Brinkman: ‘Achteraf heeft het grote invloed gehad dat Lars Balk in de tweede wedstrijd uitviel met een blessure. Dat was een groot gemis. Ik was samen met hem aanvoerder.’

De Geus: ‘Het was een beetje een rare situatie. We wisten al dat Eric Verboom na het toernooi wegging. Hij was professioneel genoeg om alles verder te doen zoals het hoorde. Maar het was meer dat we als jonkies niet voorbereid waren op drie weken India. We zaten drie weken in een hotel, de verveling sloeg toe. We waren veel aan het kloten, beetje spelletjes aan het doen. Ik was er totaal niet op voorbereid, hoe dat echt is op zo’n toernooi, drie weken in zo’n hotel. Dan zat je maar een beetje op je kamer FIFA te doen of op Netflix.’

Brinkman: ‘In India is ervaring wel belangrijk. Dat je weet wat je te wachten staat. Dat was bij een groot gedeelte van het team niet het geval en dat heeft misschien invloed gehad. Maar we moeten er ook niet té negatief over doen, het is ook zo’n verhaal geworden dat het er heel onprofessioneel aan toe ging. Maar dat viel mee. Het komt altijd in een ander daglicht te staan als de prestatie tegenvalt.’

LUCKNOW (India) – Teamfoto JONG ORANJE ; voor: vlnr Maurits Visser, Morris de Vilder, Joep de Mol, Thierry Brinkman, Daniel Aarts, Jorrit Croon, Joren Romijn.,
midden: Noud Schoenaker, Jip Janssen , Floris Wortelboer, Jonas de Geus, Terrance Pieters, Niek Merkus, Bram van Groesen, Steijn van Heijningen, Sebastian van der Graaf, Thijs van Dam. achter: fysio Doris van der Loo, fysio Bas van de Pol , ass. coach Hans Streeder, bondscoach Eric Verboom, manager Klaas Vermeulen, teamarts Marijke Thunnissen. Junior World Cup hockey U21 for men. Foto: Koen Suyk

Wat zijn de lessen van toen?

Brinkman: ‘Voor mij was het leerzaam om aanvoerder te zijn. Leren hoe je dat invult, ook als het minder gaat. Want na die nederlaag tegen Australië moesten we nog twee wedstrijden. Het was voor die generatie een tijd van vier jaar met elkaar die je met elkaar afsluit. Dat was bijzonder. Wat ik daarvan meeneem is dat het goed is om na een teleurstelling nog ergens met een goed gevoel iets af te sluiten.
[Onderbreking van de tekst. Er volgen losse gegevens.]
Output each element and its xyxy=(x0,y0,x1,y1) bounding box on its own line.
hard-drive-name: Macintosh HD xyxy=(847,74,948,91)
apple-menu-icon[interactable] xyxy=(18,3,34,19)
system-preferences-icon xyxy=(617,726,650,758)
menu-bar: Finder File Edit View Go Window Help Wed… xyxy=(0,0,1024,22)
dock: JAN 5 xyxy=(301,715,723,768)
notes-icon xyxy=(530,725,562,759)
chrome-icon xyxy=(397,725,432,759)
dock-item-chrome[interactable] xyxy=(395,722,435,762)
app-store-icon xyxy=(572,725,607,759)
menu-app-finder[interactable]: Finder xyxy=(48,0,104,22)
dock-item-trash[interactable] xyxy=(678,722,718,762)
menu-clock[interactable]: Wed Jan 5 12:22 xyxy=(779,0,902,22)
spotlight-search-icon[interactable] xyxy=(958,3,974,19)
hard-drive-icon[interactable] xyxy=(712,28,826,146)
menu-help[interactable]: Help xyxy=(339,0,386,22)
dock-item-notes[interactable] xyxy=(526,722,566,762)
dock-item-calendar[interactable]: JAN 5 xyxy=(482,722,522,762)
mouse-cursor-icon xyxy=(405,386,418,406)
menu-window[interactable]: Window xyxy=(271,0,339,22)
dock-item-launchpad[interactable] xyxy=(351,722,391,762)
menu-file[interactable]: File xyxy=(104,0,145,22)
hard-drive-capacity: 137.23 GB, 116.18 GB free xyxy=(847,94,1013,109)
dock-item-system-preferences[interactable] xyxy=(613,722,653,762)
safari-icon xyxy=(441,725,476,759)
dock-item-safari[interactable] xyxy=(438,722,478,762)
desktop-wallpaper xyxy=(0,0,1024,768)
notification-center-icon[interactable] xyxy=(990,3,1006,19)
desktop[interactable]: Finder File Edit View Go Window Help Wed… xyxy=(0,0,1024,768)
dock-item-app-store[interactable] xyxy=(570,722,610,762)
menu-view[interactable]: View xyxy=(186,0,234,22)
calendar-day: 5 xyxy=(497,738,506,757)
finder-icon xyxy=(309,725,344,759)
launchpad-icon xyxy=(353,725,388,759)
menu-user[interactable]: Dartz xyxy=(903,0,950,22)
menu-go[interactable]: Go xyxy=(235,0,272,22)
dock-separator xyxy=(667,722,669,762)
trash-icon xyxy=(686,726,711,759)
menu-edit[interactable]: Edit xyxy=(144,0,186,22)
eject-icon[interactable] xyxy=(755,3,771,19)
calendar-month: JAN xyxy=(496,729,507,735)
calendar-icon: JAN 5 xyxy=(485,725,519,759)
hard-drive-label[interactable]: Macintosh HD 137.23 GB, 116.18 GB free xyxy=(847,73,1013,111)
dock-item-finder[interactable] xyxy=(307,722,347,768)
En het besef dat het doodzonde is als je met grote kwaliteiten niet alles eruit haalt. Dat besef, dat moet je voelen.’

De Geus: ‘India hoeft niet af te leiden van je hockey, dat heb ik nu wel geleerd. Zevende was toen echt niet nodig, we weten nu hoe zuur dat voelt en hoe zonde dat is.’

Hoeveel groter is zo’n WK, zoals nu in Bhubaneswar?
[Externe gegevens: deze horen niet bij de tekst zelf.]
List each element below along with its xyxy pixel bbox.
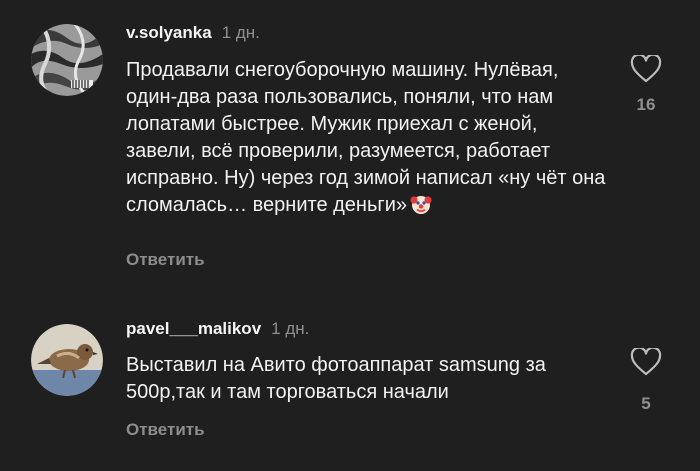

Brinkman: ‘Groot. Vorig jaar bij de HWL Final in Bhubaneswar waren de twee tribunes achter de doelen nog grote spandoeken. Nu hebben ze het allemaal fantastisch aangepakt, dat is wel heel leuk. Vorig jaar stonden er plastic stoeltjes in de kleedkamers. Nu hebben ze lockers en schitterende teamfoto’s, onder andere uit 1998. Dat is heel mooi gedaan. De openingsceremonie was ook een goed voorbeeld. Wij hebben het een uur meegemaakt, maar dat ging nog drie uur door volgens mij.’

De Geus: ‘Je merkt het aan de hoeveelheid mensen. Je voelt wel dat het een WK is. Ik had niet verwacht dat de tribunes zo vol zouden zitten, ook bij onze wedstrijden. Het is echt goed druk. Hoewel het ook weer niet zo is dat ik het veld opstap en denk: dit is maar een keer in de vier jaar. Dan speel je gewoon een wedstrijd. Een verschil met Lucknow is ook dat ik toen misschien twee gasten van de tegenstanders kende. Nu zie je zoveel bekende hockeyers. Landen met zulke goede selecties. Dat je weet dat het hard tegen hard zal gaan.’
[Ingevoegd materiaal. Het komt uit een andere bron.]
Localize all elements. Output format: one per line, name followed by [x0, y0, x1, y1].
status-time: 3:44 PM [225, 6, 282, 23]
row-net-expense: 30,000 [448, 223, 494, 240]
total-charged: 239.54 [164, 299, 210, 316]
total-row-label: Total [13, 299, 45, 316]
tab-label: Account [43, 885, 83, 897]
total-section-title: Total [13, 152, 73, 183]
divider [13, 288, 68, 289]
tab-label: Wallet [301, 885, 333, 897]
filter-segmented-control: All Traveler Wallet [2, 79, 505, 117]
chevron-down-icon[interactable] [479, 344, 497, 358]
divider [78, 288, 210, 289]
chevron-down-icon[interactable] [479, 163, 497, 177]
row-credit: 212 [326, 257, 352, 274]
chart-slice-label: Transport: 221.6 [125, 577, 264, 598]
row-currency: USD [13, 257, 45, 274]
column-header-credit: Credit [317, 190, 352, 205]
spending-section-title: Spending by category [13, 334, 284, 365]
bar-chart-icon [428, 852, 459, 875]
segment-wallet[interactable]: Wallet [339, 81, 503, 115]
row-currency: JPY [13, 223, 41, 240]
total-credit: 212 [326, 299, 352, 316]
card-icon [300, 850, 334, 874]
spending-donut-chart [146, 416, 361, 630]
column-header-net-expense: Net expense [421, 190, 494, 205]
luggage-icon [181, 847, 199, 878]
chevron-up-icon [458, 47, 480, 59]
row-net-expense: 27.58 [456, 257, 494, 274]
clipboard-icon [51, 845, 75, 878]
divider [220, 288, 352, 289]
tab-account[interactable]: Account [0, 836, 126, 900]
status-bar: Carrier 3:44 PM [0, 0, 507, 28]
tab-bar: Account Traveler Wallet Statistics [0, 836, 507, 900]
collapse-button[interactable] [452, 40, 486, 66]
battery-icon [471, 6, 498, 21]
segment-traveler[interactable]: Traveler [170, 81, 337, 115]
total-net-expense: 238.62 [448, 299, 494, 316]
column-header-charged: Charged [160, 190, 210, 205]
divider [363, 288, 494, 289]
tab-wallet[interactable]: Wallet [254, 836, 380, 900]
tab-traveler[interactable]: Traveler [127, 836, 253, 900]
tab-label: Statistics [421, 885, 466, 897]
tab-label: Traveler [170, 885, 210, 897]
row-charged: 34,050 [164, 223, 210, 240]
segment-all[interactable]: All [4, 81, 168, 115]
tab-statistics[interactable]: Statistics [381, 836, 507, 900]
Kleedkamer Oranje. Foto: Philippe de Putter/Orange Pictures

Wat doen jullie zelf anders als hockeyer, in vergelijking met Lucknow?

Brinkman: ‘Vroeger twijfelde ik: moet ik terugzakken of diep gaan? Hoe meer toernooien je speelt en hoe ouder je wordt, hoe sneller je herkent wat je krachten zijn, waar je op door kan bouwen. Als je jong bent, zoek je meer wat je moet doen. Nu weet ik dat ik op mijn basisskills kan vertrouwen. Op mijn combinerende vermogen en balvastheid. Daar zoek ik naar.’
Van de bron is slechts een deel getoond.